Iran: Green opposition, but no color revolution

Individual acts of defiance continue: this woman took off her head-scarf and made the Green movement V sign in a Tehran street. There have been no reports of her since her arrest.

Individual acts of defiance continue: this woman took off her head-scarf and made the Green movement V sign in a Tehran street. There have been no reports of her since her arrest.

Iran’s Green opposition movement cannot readily adopt the strategies and tactics of the color revolutions, argues Mohammad Tahavori, writing in the must-read Gozaar. The movement still seeks the reform of the Islamic Republic, not a democratic revolution, he writes.

The Green opposition is not easily suppressed, Tahavori believes, because it remains a flat, flexible initiative, a grass-roots movement that does not rely on leadership directives to mobilize.

Mir Hossein Mousavi, the opposition’s de facto leader, has been criticized for failing to offer strategic direction, but he too appears content for the Green movement to remain relatively amorphous.  “The point is not forming social networks that do not exist and then trying to reinforce them,” Mousavi said recently. “The point is that the power of people lies in social networks that have formed among them naturally and organically.”  

While some observers believe the opposition has lost momentum and focus since the protests at the stolen June 12 election peaked, others suggest that the Quds Day demonstrations confirm that it still retains the capacity to mobilize.
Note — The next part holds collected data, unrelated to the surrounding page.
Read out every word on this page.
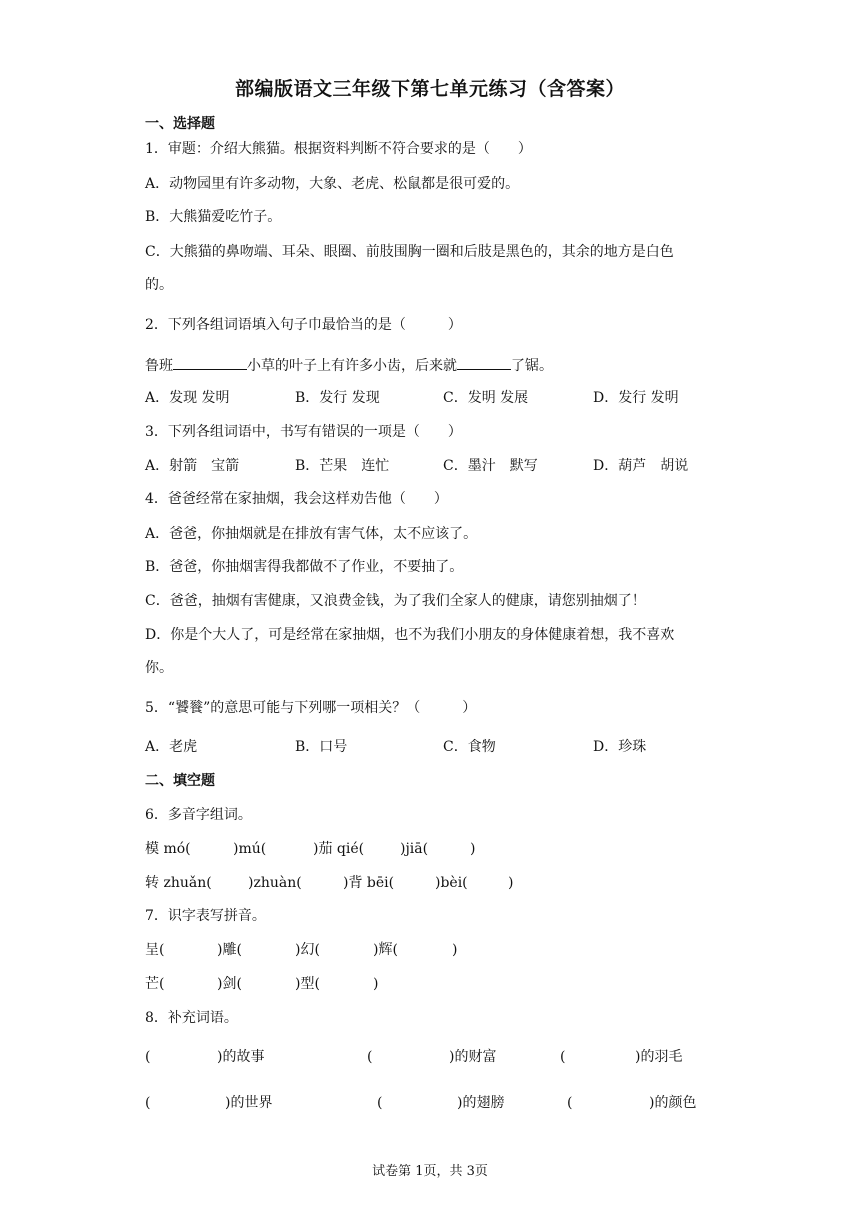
部编版语文三年级下第七单元练习（含答案）
一、选择题
1．审题：介绍大熊猫。根据资料判断不符合要求的是（　　）
A．动物园里有许多动物，大象、老虎、松鼠都是很可爱的。
B．大熊猫爱吃竹子。
C．大熊猫的鼻吻端、耳朵、眼圈、前肢围胸一圈和后肢是黑色的，其余的地方是白色
的。
2．下列各组词语填入句子巾最恰当的是（　　　）
鲁班	小草的叶子上有许多小齿，后来就	了锯。
A．发现 发明	B．发行 发现	C．发明 发展	D．发行 发明
3．下列各组词语中，书写有错误的一项是（　　）
A．射箭　宝箭	B．芒果　连忙	C．墨汁　默写	D．葫芦　胡说
4．爸爸经常在家抽烟，我会这样劝告他（　　）
A．爸爸，你抽烟就是在排放有害气体，太不应该了。
B．爸爸，你抽烟害得我都做不了作业，不要抽了。
C．爸爸，抽烟有害健康，又浪费金钱，为了我们全家人的健康，请您别抽烟了！
D．你是个大人了，可是经常在家抽烟，也不为我们小朋友的身体健康着想，我不喜欢
你。
5．“饕餮”的意思可能与下列哪一项相关？（　　　）
A．老虎	B．口号	C．食物	D．珍珠
二、填空题
6．多音字组词。
模 mó(	)mú(	)茄 qié(	)jiā(	)
转 zhuǎn(	)zhuàn(	)背 bēi(	)bèi(	)
7．识字表写拼音。
呈(	)雕(	)幻(	)辉(	)
芒(	)剑(	)型(	)
8．补充词语。
(	)的故事	(	)的财富	(	)的羽毛
(	)的世界	(	)的翅膀	(	)的颜色
试卷第 1页，共 3页
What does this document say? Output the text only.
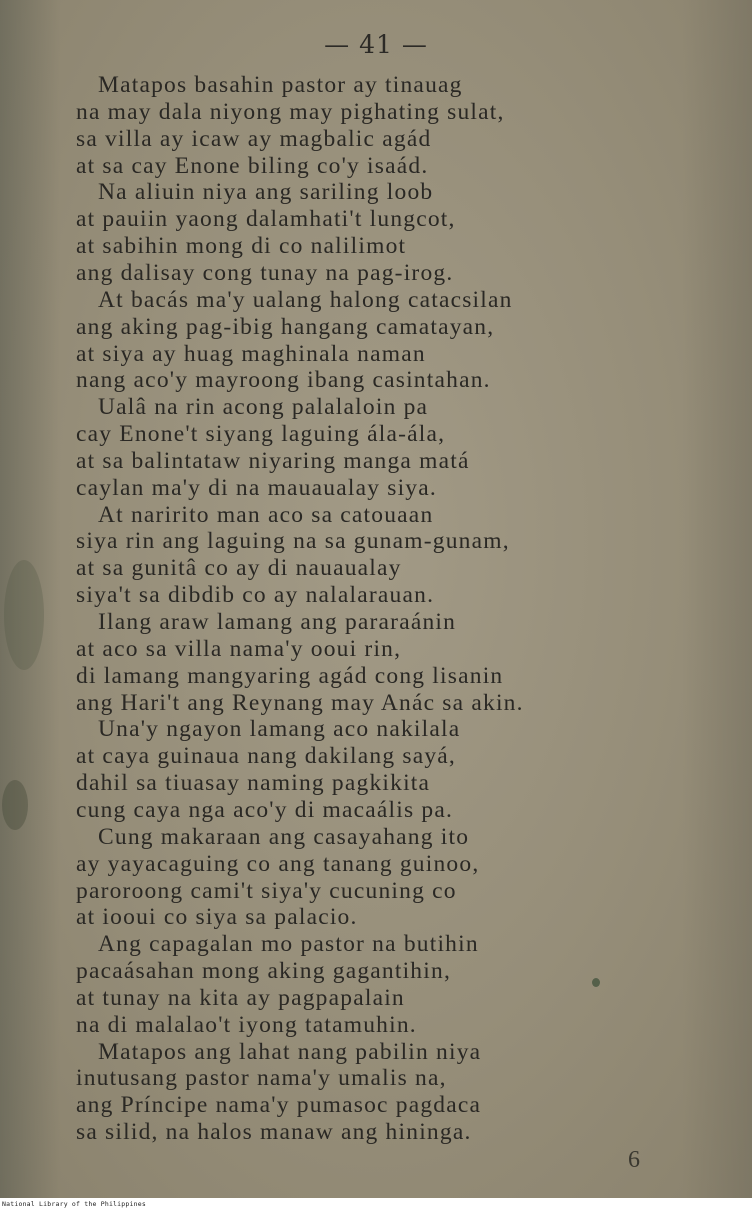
— 41 —
Matapos basahin pastor ay tinauag
na may dala niyong may pighating sulat,
sa villa ay icaw ay magbalic agád
at sa cay Enone biling co'y isaád.
Na aliuin niya ang sariling loob
at pauiin yaong dalamhati't lungcot,
at sabihin mong di co nalilimot
ang dalisay cong tunay na pag-irog.
At bacás ma'y ualang halong catacsilan
ang aking pag-ibig hangang camatayan,
at siya ay huag maghinala naman
nang aco'y mayroong ibang casintahan.
Ualâ na rin acong palalaloin pa
cay Enone't siyang laguing ála-ála,
at sa balintataw niyaring manga matá
caylan ma'y di na mauaualay siya.
At naririto man aco sa catouaan
siya rin ang laguing na sa gunam-gunam,
at sa gunitâ co ay di nauaualay
siya't sa dibdib co ay nalalarauan.
Ilang araw lamang ang pararaánin
at aco sa villa nama'y ooui rin,
di lamang mangyaring agád cong lisanin
ang Hari't ang Reynang may Anác sa akin.
Una'y ngayon lamang aco nakilala
at caya guinaua nang dakilang sayá,
dahil sa tiuasay naming pagkikita
cung caya nga aco'y di macaális pa.
Cung makaraan ang casayahang ito
ay yayacaguing co ang tanang guinoo,
paroroong cami't siya'y cucuning co
at iooui co siya sa palacio.
Ang capagalan mo pastor na butihin
pacaásahan mong aking gagantihin,
at tunay na kita ay pagpapalain
na di malalao't iyong tatamuhin.
Matapos ang lahat nang pabilin niya
inutusang pastor nama'y umalis na,
ang Príncipe nama'y pumasoc pagdaca
sa silid, na halos manaw ang hininga.
6
National Library of the Philippines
The spirit of resistance is also being kept alive by below-the-radar acts of defiance, including boycotts of government products.

It may be that the opposition is pursuing a gradualist strategy, quietly marshalling its forces and developing organizational networks. But the regime is also consolidating and reinforcing its repressive apparatus in anticipation of any serious challenge, with the Islamic Revolutionary Guards Corps emerging as the dominant power bloc within the fractious ruling elite.

“It’s not just a matter of the Guards dominating the economy, but of controlling the state,” said Alireza Nader, co-author of a comprehensive RAND report on the Revolutionary Guards. “A lot of it is about ideology, but a lot of it is about money, too,” he said.

2 responses to “Iran: Green opposition, but no color revolution”

  1. Could you elaborate about different typye of green movement. inside and outside iran and who is funding them?

  2. Arash with all due respect your question shows that you did not understood the point of the article, it intended to say that the green movement in Iran is self mobilizing and not organized and founded in a formal way!